Researchers from the University of Utah have discovered that a special kind of perovskite can be layered on a silicon wafer to create a vital component for the communications system of the future. That system would use the terahertz spectrum, the next generation of communications bandwidth that uses light instead of electricity to move data.

By depositing a special form of multilayer perovskite onto a silicon wafer, then team can modulate terahertz waves passing through it using a simple halogen lamp. Modulating the amplitude of terahertz radiation is important because it is how data in such a communications system would be transmitted.

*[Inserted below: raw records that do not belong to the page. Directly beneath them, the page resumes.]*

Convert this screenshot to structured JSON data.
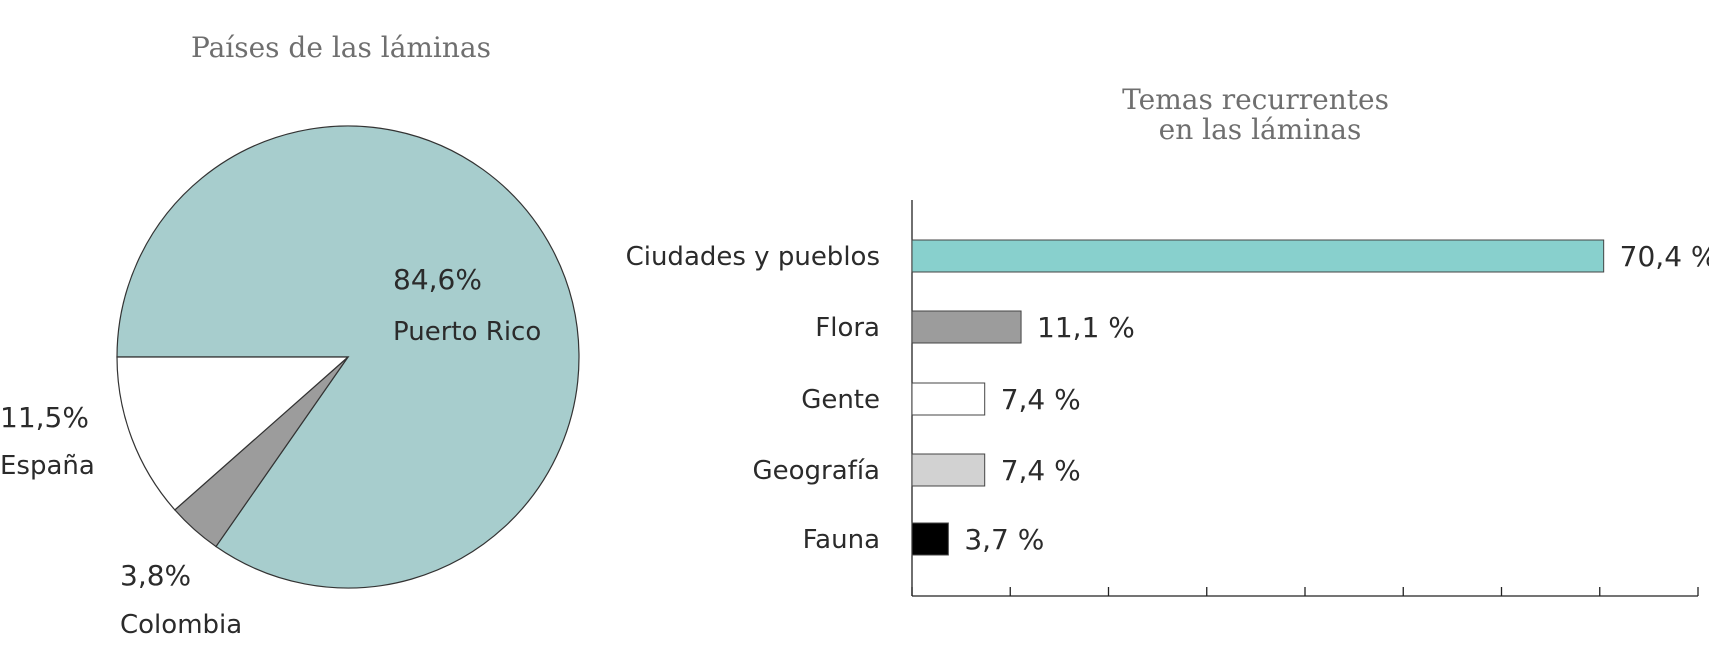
{
  "chart_data": [
    {
      "type": "pie",
      "title": "Países de las láminas",
      "slices": [
        {
          "label": "Puerto Rico",
          "value": 84.6,
          "value_label": "84,6%",
          "color": "#a7cdcd"
        },
        {
          "label": "Colombia",
          "value": 3.8,
          "value_label": "3,8%",
          "color": "#9c9c9c"
        },
        {
          "label": "España",
          "value": 11.5,
          "value_label": "11,5%",
          "color": "#ffffff"
        }
      ]
    },
    {
      "type": "bar",
      "orientation": "horizontal",
      "title_lines": [
        "Temas recurrentes",
        "en las láminas"
      ],
      "categories": [
        "Ciudades y pueblos",
        "Flora",
        "Gente",
        "Geografía",
        "Fauna"
      ],
      "values": [
        70.4,
        11.1,
        7.4,
        7.4,
        3.7
      ],
      "value_labels": [
        "70,4 %",
        "11,1 %",
        "7,4 %",
        "7,4 %",
        "3,7 %"
      ],
      "colors": [
        "#88d0cd",
        "#9c9c9c",
        "#ffffff",
        "#d2d2d2",
        "#000000"
      ],
      "xlim": [
        0,
        80
      ],
      "x_tick_step": 10,
      "grid": false
    }
  ]
}
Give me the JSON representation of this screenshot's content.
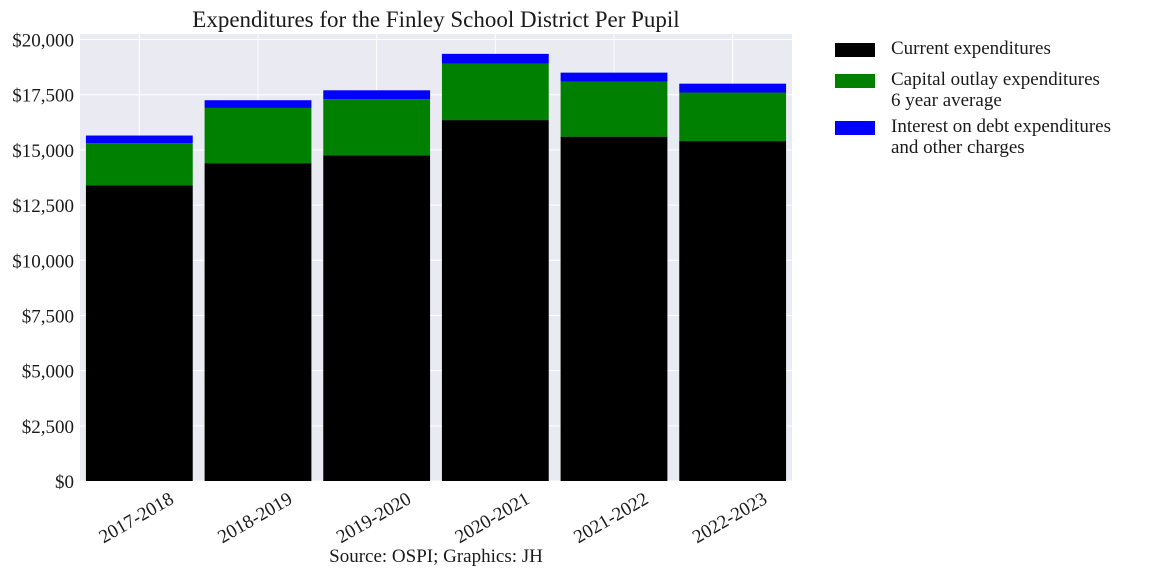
{
  "chart_data": {
    "type": "bar",
    "stacked": true,
    "title": "Expenditures for the Finley School District Per Pupil",
    "caption": "Source: OSPI; Graphics: JH",
    "categories": [
      "2017-2018",
      "2018-2019",
      "2019-2020",
      "2020-2021",
      "2021-2022",
      "2022-2023"
    ],
    "series": [
      {
        "name": "Current expenditures",
        "color": "#000000",
        "values": [
          13400,
          14400,
          14750,
          16350,
          15600,
          15400
        ]
      },
      {
        "name": "Capital outlay expenditures\n6 year average",
        "color": "#008000",
        "values": [
          1900,
          2500,
          2550,
          2550,
          2500,
          2200
        ]
      },
      {
        "name": "Interest on debt expenditures\nand other charges",
        "color": "#0000ff",
        "values": [
          350,
          350,
          400,
          450,
          400,
          400
        ]
      }
    ],
    "y_ticks": [
      "$0",
      "$2,500",
      "$5,000",
      "$7,500",
      "$10,000",
      "$12,500",
      "$15,000",
      "$17,500",
      "$20,000"
    ],
    "ylim": [
      0,
      20250
    ],
    "grid": true,
    "legend_position": "outside-right",
    "background": "#eaeaf2"
  }
}
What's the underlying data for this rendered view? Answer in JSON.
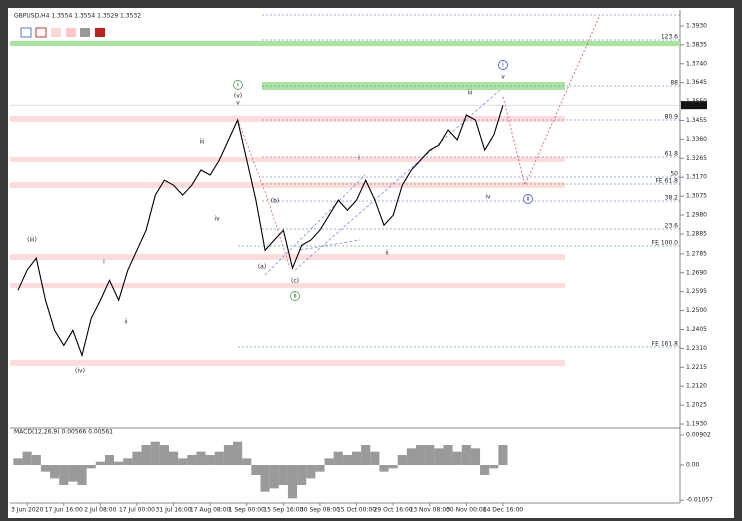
{
  "chart_data": [
    {
      "type": "line",
      "title": "GBPUSD,H4 1.3554 1.3554 1.3529 1.3532",
      "color": "#000000",
      "categories": [
        null,
        "3 Jun 2020",
        null,
        null,
        null,
        "17 Jun 16:00",
        null,
        null,
        null,
        "2 Jul 08:00",
        null,
        null,
        null,
        "17 Jul 00:00",
        null,
        null,
        null,
        "31 Jul 16:00",
        null,
        null,
        null,
        "17 Aug 08:00",
        null,
        null,
        null,
        "1 Sep 00:00",
        null,
        null,
        null,
        "15 Sep 16:00",
        null,
        null,
        null,
        "30 Sep 08:00",
        null,
        null,
        null,
        "15 Oct 00:00",
        null,
        null,
        null,
        "29 Oct 16:00",
        null,
        null,
        null,
        "13 Nov 08:00",
        null,
        null,
        null,
        "30 Nov 00:00",
        null,
        null,
        null,
        "14 Dec 16:00"
      ],
      "values": [
        1.2602,
        1.2703,
        1.2763,
        1.2552,
        1.2401,
        1.2325,
        1.2401,
        1.2275,
        1.2461,
        1.2552,
        1.2652,
        1.2552,
        1.2703,
        1.2803,
        1.2904,
        1.308,
        1.3155,
        1.313,
        1.308,
        1.313,
        1.3206,
        1.3181,
        1.3256,
        1.3357,
        1.3457,
        1.3256,
        1.3055,
        1.2803,
        1.2854,
        1.2904,
        1.2713,
        1.2828,
        1.2854,
        1.2904,
        1.2979,
        1.3055,
        1.3004,
        1.3055,
        1.3155,
        1.3055,
        1.2929,
        1.2979,
        1.313,
        1.3206,
        1.3256,
        1.3306,
        1.3331,
        1.3407,
        1.3357,
        1.3482,
        1.3457,
        1.3306,
        1.3382,
        1.3532
      ],
      "last_price": 1.3532,
      "ylim": [
        1.191,
        1.399
      ],
      "yticks": [
        {
          "value": 1.393,
          "label": "1.3930"
        },
        1.3835,
        {
          "value": 1.374,
          "label": "1.3740"
        },
        1.3645,
        {
          "value": 1.355,
          "label": "1.3550"
        },
        1.3455,
        {
          "value": 1.336,
          "label": "1.3360"
        },
        1.3265,
        {
          "value": 1.317,
          "label": "1.3170"
        },
        1.3075,
        {
          "value": 1.298,
          "label": "1.2980"
        },
        1.2885,
        1.2785,
        {
          "value": 1.269,
          "label": "1.2690"
        },
        1.2595,
        {
          "value": 1.25,
          "label": "1.2500"
        },
        1.2405,
        {
          "value": 1.231,
          "label": "1.2310"
        },
        1.2215,
        {
          "value": 1.212,
          "label": "1.2120"
        },
        1.2025,
        {
          "value": 1.193,
          "label": "1.1930"
        }
      ],
      "levels": [
        {
          "text": "123.6",
          "color": "#4a5fd0"
        },
        {
          "text": "88",
          "color": "#4a5fd0"
        },
        {
          "text": "80.9",
          "color": "#4a5fd0"
        },
        {
          "text": "61.8",
          "color": "#4a5fd0"
        },
        {
          "text": "50",
          "color": "#4a5fd0"
        },
        {
          "text": "FE 61.8",
          "color": "#2e8b2e"
        },
        {
          "text": "38.2",
          "color": "#4a5fd0"
        },
        {
          "text": "23.6",
          "color": "#4a5fd0"
        },
        {
          "text": "FE 100.0",
          "color": "#2e8b2e"
        },
        {
          "text": "FE 161.8",
          "color": "#2e8b2e"
        }
      ],
      "waves": [
        {
          "text": "(iii)",
          "color": "#1f3fd0"
        },
        {
          "text": "i",
          "color": "#d02020"
        },
        {
          "text": "ii",
          "color": "#d02020"
        },
        {
          "text": "(iv)",
          "color": "#1f3fd0"
        },
        {
          "text": "iii",
          "color": "#d02020"
        },
        {
          "text": "iv",
          "color": "#d02020"
        },
        {
          "text": "i",
          "color": "#2e9b2e",
          "circled": true
        },
        {
          "text": "(v)",
          "color": "#2e9b2e"
        },
        {
          "text": "v",
          "color": "#d02020"
        },
        {
          "text": "(b)",
          "color": "#d02020"
        },
        {
          "text": "(a)",
          "color": "#d02020"
        },
        {
          "text": "(c)",
          "color": "#d02020"
        },
        {
          "text": "ii",
          "color": "#2e9b2e",
          "circled": true
        },
        {
          "text": "i",
          "color": "#d02020"
        },
        {
          "text": "ii",
          "color": "#d02020"
        },
        {
          "text": "iii",
          "color": "#d02020"
        },
        {
          "text": "iv",
          "color": "#d02020"
        },
        {
          "text": "v",
          "color": "#d02020"
        },
        {
          "text": "i",
          "color": "#1f3fd0",
          "circled": true
        },
        {
          "text": "ii",
          "color": "#1f3fd0",
          "circled": true
        }
      ]
    },
    {
      "type": "bar",
      "title": "MACD(12,26,9) 0.00566 0.00561",
      "color": "#9a9a9a",
      "values": [
        0.002,
        0.004,
        0.003,
        -0.002,
        -0.004,
        -0.006,
        -0.005,
        -0.006,
        -0.001,
        0.001,
        0.003,
        0.001,
        0.002,
        0.004,
        0.006,
        0.007,
        0.006,
        0.004,
        0.002,
        0.003,
        0.004,
        0.003,
        0.004,
        0.006,
        0.007,
        0.002,
        -0.003,
        -0.008,
        -0.007,
        -0.006,
        -0.01,
        -0.006,
        -0.004,
        -0.002,
        0.002,
        0.004,
        0.003,
        0.004,
        0.006,
        0.004,
        -0.002,
        -0.001,
        0.003,
        0.005,
        0.006,
        0.006,
        0.005,
        0.006,
        0.004,
        0.006,
        0.005,
        -0.003,
        -0.001,
        0.006
      ],
      "ylim": [
        -0.0111,
        0.0105
      ],
      "yticks": [
        0.00902,
        {
          "value": 0,
          "label": "0.00"
        },
        -0.01057
      ]
    }
  ]
}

Previous attempts to do this have usually required the use of an expensive, high-power laser. What makes this demonstration different is that it is not only the lamp change but also the specific color of the light. Consequently, they can put different perovskites on the same silicon substrate, where each region could be controlled by different colors from the lamp. This is not easily possible when using conventional semiconductors like silicon.

“Think of it as the difference between something that is binary versus something that has 10 steps,” the team explains. “Silicon responds only to the power in the optical beam but not to the color. It gives you more capabilities to actually do something, say for information processing or whatever the case may be.”

Not only does this open the door to turning terahertz technologies into a reality, but the process of layering perovskites on silicon is simple and inexpensive by using a method called “spin casting,” in which the material is deposited on the silicon wafer by spinning the wafer and allowing centrifugal force to spread the perovskite evenly.

The researchers estimate it will be at least 10 more years before terahertz technology for communications and computing is used in commercial products, but this new research is a significant milestone to getting there.